Kaltes Blut
Stiche in der linken Schläfe zeugten von Überarbeitung, aber sie war sicher, dass dieser Zustand bald ein Ende haben würde. Doch die Aussicht, danach wieder mehr am Schreibtisch sitzen zu müssen als im Außendienst tätig zu sein, behagte ihr auch nicht sonderlich. Vor allem in den Sommermonaten war das Büro die reinste Folterkammer. Doch darüber wollte sie jetzt nicht nachdenken, sie war viel zu müde, und in nicht einmal sieben Stunden würde der Wecker sie aus dem Schlaf holen. Sie hatte einen Slip und ein leichtes Trägershirt an und war gerade auf dem Weg ins Bett, als das Telefon klingelte. Sie blieb stehen, dachte, nein, bitte nicht, ließ es noch zweimal klingeln und hob ab.
»Hier Gerber. Meine Frau hat eben aus Kelkheim angerufen, sie hat Frau Malkow tot aufgefunden.«
Die Müdigkeit war wie weggeblasen. »Wo in Kelkheim?«
Er gab die Adresse durch und beschrieb ihr auch den schnellsten Weg dorthin.
»Ich werde mit Herrn Hellmer hinfahren. Ist Ihre Frau in Ordnung?«
»Sie ist natürlich sehr aufgeregt, aber sie wartet dort auf Sie.«
Sie beendete das Gespräch und informierte gleich darauf Hellmer und bat ihn, auch beim KDD Bescheid zu sagen, damit von dort aus alles weitere in die Wege geleitet wurde. Sie fluchte still vor sich hin, als sie sich wieder anzog.

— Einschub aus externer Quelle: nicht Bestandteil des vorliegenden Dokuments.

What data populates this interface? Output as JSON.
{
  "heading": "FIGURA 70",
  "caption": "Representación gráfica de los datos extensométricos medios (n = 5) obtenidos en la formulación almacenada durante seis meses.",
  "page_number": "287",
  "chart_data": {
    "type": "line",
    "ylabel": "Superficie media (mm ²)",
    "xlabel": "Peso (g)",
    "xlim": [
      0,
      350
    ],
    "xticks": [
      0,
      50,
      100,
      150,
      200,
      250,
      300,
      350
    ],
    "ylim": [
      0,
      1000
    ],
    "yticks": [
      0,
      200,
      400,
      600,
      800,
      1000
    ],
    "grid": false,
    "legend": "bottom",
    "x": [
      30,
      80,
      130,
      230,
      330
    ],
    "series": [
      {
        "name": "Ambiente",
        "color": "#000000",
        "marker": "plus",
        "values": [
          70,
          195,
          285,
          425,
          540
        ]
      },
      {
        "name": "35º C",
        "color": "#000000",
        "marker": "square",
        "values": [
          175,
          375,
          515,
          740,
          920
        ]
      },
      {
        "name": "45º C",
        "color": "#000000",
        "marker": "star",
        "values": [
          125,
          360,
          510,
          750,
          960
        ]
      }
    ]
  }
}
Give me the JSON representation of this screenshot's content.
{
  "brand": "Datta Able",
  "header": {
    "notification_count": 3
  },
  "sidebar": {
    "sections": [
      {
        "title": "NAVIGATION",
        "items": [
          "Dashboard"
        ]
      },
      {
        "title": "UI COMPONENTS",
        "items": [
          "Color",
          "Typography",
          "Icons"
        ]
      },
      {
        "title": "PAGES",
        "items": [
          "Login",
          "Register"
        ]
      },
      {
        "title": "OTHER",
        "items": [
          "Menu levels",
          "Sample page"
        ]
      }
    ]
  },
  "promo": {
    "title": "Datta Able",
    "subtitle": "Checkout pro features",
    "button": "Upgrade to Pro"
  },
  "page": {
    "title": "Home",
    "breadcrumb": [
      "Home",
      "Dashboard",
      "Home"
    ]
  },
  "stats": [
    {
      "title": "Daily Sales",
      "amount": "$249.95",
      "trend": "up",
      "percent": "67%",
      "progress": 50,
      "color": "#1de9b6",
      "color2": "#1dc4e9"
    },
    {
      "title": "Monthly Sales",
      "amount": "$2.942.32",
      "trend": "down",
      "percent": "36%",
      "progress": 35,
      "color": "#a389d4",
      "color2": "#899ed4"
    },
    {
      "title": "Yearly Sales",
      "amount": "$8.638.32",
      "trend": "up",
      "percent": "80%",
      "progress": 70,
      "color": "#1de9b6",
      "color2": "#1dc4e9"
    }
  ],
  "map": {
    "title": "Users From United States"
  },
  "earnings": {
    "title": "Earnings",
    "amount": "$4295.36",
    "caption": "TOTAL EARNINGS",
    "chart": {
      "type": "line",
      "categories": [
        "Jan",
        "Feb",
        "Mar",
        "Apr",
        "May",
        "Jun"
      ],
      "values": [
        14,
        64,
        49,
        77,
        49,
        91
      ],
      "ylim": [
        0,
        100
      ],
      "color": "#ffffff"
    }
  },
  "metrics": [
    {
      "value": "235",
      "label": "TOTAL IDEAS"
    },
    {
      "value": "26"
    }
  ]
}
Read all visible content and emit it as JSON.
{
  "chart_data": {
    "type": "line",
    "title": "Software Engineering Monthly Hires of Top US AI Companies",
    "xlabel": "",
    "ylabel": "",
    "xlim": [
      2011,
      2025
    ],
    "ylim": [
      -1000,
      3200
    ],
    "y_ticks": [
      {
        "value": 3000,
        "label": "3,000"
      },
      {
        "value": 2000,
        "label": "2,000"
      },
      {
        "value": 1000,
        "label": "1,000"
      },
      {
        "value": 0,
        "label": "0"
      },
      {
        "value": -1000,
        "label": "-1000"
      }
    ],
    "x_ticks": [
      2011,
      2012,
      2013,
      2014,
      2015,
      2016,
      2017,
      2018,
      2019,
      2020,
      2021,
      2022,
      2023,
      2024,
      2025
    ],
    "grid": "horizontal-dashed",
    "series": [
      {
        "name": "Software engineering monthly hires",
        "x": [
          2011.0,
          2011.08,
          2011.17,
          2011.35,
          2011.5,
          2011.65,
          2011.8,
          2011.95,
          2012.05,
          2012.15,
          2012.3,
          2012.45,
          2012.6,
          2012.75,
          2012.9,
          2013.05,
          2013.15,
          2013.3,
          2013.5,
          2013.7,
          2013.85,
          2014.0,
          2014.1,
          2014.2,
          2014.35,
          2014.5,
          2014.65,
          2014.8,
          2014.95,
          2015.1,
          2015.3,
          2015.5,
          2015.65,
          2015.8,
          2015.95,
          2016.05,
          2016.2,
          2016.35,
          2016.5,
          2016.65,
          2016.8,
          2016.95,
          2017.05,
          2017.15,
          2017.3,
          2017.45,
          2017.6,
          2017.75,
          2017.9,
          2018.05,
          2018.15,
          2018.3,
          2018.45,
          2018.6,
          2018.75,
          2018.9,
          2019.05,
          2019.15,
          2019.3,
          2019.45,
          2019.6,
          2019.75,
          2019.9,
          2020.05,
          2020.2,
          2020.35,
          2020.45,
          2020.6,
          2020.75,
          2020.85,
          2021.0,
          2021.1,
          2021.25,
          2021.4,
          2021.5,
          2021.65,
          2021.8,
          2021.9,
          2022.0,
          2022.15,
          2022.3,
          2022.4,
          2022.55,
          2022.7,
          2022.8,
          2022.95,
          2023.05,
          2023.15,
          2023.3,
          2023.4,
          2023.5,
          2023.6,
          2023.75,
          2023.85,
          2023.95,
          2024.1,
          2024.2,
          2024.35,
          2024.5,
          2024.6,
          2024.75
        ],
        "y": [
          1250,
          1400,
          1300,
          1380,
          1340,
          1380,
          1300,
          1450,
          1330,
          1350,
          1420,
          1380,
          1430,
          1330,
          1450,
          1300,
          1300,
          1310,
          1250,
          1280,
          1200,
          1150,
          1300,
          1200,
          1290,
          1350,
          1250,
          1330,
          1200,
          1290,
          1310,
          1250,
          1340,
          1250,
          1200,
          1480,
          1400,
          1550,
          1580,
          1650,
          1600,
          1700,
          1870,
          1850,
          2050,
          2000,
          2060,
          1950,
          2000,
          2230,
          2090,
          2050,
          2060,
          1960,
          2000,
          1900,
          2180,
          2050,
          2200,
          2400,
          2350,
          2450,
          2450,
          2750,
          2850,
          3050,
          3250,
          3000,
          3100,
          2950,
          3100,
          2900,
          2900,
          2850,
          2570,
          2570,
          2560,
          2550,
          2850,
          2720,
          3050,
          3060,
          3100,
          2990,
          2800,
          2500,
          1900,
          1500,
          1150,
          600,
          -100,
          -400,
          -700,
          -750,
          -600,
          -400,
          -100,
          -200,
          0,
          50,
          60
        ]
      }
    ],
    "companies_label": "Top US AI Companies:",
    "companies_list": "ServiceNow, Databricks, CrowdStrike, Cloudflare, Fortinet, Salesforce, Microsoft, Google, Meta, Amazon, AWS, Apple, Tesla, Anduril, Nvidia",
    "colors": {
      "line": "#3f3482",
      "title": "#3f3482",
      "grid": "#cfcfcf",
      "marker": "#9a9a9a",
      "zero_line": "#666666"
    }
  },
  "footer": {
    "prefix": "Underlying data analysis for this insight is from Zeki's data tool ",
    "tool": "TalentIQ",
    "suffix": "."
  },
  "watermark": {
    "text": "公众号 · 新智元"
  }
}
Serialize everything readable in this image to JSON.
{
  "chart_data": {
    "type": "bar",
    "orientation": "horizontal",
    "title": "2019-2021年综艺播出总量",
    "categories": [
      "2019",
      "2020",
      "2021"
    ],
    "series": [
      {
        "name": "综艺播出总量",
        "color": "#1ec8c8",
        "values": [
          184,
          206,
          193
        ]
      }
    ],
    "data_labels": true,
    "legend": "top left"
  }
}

Als sie eine gute halbe Stunde nach dem Anruf in Kelkheim ankam, waren Hellmer und einige andere Beamte bereits vor Ort. Hellmer unterhielt sich mit Emily Gerber, die auf den ersten Blick einen sehr ruhigen und gefassten Eindruck machte, doch ihre Augen und die fahrigen Bewegungen widerlegten diesen Eindruck rasch.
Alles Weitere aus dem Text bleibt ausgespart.